El documento, escrito bajo la terrenal atmósfera de la Guerra Fría, proponía un irenismo para cuya realización era necesaria la invocación a reinos ajenos a este mundo, pues la amenaza atómica, telón de fondo sobre el que se escribe la encíclica, iba ligada a bloques delimitados y constituidos por naciones concretas, no ambiguas estructuras etiquetables como «pueblos». Redactada para todo el orbe, Pacem in terris no pasaría inadvertida para los cultivadores del federalcatolicismo: los pueblos citados podrían leerse en clave interna. Así pues, el pueblo español, al que tantas veces se había referido Franco, podría dividirse en unidades más pequeñas: las de una serie de pueblos delimitados por el afilado bisturí cultural. El pueblo español pasaría a ser, también para iglesias que reclamaban constituirse bajo premisas indígenas, una superestructura que ocultaría la realidad de una serie de pueblos a los cuales se les habría negado la «verdad, la justicia, el amor y la libertad» con que se subtituló el documento.

 

Medio siglo después, la Conferencia Episcopal ha sido señalada en numerosas ocasiones como una institución que conservaría las más rancias esencias del españolismo.
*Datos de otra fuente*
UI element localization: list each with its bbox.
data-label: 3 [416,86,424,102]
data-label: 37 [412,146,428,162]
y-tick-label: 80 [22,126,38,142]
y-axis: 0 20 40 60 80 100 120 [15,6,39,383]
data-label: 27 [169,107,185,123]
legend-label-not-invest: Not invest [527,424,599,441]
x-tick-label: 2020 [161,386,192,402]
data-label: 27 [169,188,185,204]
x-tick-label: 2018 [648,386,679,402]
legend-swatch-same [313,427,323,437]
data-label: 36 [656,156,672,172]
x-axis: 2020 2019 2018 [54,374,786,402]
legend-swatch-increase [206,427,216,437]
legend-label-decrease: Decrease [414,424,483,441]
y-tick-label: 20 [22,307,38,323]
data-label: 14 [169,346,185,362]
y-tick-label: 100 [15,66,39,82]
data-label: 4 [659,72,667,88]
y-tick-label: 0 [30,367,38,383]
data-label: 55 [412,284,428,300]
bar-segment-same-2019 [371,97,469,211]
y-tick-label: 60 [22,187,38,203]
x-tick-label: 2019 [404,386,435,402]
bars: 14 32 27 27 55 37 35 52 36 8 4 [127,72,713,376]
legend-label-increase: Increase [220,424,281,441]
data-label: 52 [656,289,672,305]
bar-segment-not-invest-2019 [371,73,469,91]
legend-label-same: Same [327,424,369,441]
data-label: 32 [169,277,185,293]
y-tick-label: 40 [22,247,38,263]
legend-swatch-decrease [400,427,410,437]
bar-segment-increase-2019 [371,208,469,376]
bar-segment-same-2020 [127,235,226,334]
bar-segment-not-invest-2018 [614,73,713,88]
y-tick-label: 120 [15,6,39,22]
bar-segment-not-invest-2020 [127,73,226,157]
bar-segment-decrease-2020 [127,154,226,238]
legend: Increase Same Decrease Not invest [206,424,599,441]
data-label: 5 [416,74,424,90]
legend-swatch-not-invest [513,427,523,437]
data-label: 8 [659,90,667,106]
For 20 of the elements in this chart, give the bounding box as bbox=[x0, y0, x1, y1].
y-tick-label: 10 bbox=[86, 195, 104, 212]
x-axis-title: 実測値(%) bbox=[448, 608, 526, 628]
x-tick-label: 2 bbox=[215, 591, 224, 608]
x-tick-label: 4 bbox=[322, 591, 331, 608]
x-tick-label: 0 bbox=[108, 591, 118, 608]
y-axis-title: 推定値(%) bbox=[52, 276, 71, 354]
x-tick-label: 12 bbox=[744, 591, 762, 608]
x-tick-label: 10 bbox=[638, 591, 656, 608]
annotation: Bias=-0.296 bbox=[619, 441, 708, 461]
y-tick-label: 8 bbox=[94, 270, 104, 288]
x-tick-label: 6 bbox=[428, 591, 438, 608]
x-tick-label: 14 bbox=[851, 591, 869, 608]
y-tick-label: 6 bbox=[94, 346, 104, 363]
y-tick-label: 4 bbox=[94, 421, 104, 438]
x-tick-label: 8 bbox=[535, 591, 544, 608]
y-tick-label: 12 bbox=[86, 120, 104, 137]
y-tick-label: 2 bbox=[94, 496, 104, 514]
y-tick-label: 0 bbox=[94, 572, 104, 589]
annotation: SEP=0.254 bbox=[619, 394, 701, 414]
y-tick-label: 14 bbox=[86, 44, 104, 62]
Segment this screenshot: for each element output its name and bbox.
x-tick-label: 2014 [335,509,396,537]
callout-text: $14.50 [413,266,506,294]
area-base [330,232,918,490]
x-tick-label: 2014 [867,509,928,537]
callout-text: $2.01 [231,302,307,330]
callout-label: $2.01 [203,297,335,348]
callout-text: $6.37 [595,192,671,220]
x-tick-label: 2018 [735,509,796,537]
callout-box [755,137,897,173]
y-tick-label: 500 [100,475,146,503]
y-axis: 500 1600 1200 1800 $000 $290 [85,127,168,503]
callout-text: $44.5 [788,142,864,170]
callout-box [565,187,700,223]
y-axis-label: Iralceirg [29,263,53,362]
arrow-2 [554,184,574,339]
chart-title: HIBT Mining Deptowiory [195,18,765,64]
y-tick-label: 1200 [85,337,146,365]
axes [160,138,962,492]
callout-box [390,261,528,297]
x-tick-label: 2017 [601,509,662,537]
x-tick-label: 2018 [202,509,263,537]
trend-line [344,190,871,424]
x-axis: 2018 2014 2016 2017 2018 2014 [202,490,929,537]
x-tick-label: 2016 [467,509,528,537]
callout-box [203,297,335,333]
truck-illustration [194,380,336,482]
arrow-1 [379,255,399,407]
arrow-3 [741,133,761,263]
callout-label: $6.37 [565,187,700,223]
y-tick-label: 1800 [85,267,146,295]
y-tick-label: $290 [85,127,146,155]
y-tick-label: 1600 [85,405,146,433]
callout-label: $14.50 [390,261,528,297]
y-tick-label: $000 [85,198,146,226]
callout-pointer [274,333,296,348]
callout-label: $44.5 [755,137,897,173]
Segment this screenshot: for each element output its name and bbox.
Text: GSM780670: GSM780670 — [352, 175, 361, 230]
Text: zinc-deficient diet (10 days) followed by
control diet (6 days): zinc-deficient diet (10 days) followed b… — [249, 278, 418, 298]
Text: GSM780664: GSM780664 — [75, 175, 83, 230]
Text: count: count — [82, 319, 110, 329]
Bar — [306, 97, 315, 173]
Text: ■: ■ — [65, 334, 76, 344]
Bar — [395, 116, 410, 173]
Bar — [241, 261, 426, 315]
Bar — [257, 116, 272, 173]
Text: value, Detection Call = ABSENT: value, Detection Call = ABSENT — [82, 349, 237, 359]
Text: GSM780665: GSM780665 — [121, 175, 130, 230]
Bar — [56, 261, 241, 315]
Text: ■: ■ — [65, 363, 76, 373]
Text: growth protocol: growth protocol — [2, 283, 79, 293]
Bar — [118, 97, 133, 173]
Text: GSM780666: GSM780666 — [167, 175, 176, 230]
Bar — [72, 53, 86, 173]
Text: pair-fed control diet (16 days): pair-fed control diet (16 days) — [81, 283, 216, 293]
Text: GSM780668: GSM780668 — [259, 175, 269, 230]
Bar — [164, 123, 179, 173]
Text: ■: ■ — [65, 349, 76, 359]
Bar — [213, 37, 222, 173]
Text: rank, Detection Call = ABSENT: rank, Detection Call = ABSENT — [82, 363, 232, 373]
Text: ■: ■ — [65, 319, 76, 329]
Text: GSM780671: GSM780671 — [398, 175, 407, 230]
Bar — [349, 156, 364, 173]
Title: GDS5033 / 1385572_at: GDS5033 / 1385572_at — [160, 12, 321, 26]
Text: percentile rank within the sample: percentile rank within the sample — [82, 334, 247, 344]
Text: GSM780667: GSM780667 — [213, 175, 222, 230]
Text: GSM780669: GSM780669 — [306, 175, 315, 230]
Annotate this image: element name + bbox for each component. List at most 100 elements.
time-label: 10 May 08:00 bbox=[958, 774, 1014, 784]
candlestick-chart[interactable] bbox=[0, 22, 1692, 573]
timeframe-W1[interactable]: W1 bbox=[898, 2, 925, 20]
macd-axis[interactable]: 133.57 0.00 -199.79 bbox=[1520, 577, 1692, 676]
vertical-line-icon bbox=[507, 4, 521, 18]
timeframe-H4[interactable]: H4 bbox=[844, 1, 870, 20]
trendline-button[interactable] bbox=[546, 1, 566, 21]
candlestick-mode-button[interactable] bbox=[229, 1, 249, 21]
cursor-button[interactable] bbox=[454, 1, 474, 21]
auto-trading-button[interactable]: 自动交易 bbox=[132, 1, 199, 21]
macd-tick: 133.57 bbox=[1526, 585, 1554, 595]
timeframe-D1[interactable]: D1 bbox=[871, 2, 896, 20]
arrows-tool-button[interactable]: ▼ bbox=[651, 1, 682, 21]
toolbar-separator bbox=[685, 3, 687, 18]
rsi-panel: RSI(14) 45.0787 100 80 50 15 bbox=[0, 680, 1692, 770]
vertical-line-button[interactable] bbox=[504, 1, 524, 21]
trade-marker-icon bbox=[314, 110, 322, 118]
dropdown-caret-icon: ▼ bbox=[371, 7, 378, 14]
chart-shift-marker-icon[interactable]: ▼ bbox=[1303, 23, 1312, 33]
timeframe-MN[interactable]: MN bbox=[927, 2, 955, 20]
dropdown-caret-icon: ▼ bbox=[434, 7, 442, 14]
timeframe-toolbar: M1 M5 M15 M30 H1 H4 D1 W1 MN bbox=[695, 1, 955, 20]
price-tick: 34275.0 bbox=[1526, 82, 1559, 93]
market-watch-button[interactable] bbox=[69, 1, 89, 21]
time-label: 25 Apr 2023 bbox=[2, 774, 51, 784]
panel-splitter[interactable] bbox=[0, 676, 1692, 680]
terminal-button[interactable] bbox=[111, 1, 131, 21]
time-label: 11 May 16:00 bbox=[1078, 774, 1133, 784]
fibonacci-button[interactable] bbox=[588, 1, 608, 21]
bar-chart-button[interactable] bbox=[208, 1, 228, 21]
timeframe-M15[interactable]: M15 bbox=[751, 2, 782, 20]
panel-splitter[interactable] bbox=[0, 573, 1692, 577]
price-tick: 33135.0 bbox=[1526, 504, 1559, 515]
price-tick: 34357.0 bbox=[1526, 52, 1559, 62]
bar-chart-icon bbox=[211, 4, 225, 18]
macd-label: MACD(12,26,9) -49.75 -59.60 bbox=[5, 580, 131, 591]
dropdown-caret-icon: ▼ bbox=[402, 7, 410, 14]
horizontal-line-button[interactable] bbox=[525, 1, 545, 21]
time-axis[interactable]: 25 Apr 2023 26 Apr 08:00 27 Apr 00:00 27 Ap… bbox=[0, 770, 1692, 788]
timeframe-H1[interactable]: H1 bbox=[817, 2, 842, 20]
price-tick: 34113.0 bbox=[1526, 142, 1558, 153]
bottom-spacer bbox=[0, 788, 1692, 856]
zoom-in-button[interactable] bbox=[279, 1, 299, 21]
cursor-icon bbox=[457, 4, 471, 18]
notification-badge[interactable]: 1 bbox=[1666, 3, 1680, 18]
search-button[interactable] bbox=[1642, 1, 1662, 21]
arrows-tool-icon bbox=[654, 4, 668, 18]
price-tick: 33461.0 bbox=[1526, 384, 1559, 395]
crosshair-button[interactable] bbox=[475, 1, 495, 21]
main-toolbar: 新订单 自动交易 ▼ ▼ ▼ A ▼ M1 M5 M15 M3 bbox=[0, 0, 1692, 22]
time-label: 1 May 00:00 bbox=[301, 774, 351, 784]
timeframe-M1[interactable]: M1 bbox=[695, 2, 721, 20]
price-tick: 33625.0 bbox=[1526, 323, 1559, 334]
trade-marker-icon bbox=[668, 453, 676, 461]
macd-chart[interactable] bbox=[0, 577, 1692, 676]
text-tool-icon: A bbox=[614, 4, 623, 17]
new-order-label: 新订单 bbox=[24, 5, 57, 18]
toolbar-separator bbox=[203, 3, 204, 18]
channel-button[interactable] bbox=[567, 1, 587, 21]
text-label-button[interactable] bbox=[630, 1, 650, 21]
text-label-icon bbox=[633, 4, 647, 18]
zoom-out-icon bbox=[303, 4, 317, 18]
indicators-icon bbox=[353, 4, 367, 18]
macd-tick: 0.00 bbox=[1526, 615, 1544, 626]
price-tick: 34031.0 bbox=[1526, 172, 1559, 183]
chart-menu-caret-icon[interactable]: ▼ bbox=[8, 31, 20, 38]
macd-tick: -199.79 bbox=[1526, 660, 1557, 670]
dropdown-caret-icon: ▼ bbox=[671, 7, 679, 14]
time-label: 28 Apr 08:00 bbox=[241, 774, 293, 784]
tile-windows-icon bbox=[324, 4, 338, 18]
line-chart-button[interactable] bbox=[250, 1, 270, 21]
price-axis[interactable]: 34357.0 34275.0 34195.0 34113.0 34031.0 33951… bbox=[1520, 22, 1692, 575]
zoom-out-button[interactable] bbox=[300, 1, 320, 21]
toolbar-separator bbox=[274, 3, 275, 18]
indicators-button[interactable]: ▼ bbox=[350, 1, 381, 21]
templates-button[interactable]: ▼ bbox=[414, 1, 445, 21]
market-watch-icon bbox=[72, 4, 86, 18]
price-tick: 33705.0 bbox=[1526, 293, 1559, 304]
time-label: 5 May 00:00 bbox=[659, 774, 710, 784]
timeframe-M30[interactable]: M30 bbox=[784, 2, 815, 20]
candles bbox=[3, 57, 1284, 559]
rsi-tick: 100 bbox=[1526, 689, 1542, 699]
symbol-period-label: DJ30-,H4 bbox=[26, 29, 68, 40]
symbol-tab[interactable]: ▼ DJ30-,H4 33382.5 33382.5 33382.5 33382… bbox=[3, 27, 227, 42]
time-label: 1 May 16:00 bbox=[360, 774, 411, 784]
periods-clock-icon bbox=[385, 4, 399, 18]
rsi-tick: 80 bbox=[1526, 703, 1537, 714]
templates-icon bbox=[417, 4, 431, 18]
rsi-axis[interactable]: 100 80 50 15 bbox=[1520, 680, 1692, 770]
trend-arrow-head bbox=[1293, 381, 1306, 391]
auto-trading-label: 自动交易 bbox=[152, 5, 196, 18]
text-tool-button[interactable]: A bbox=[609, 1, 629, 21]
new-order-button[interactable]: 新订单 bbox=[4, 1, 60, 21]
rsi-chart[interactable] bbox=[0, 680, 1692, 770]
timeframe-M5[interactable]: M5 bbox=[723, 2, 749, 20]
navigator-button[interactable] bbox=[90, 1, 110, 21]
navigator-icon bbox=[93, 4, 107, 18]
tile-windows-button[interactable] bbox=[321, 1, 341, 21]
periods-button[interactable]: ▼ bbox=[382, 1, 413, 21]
Sin embargo, una visión mínimamente lúcida de la transformación de la Iglesia, a la que no ha sido ajena tal Conferencia, permite observar hasta qué punto se ha llevado a cabo la identificación entre los intereses secesionistas y la ideología eclesiástica cultivada y aireada en púlpitos de determinadas regiones. Hijos de la generación posconciliar, admiradores del actual Papa, los nuevos predicadores, indignados y sensibilizados con «lo social», prometen limosneros subsidios y un federalismo pacificador de pueblos del que tanto renegó el mismo Lenin en el que algunos críticos creen ver su voluntarioso modelo.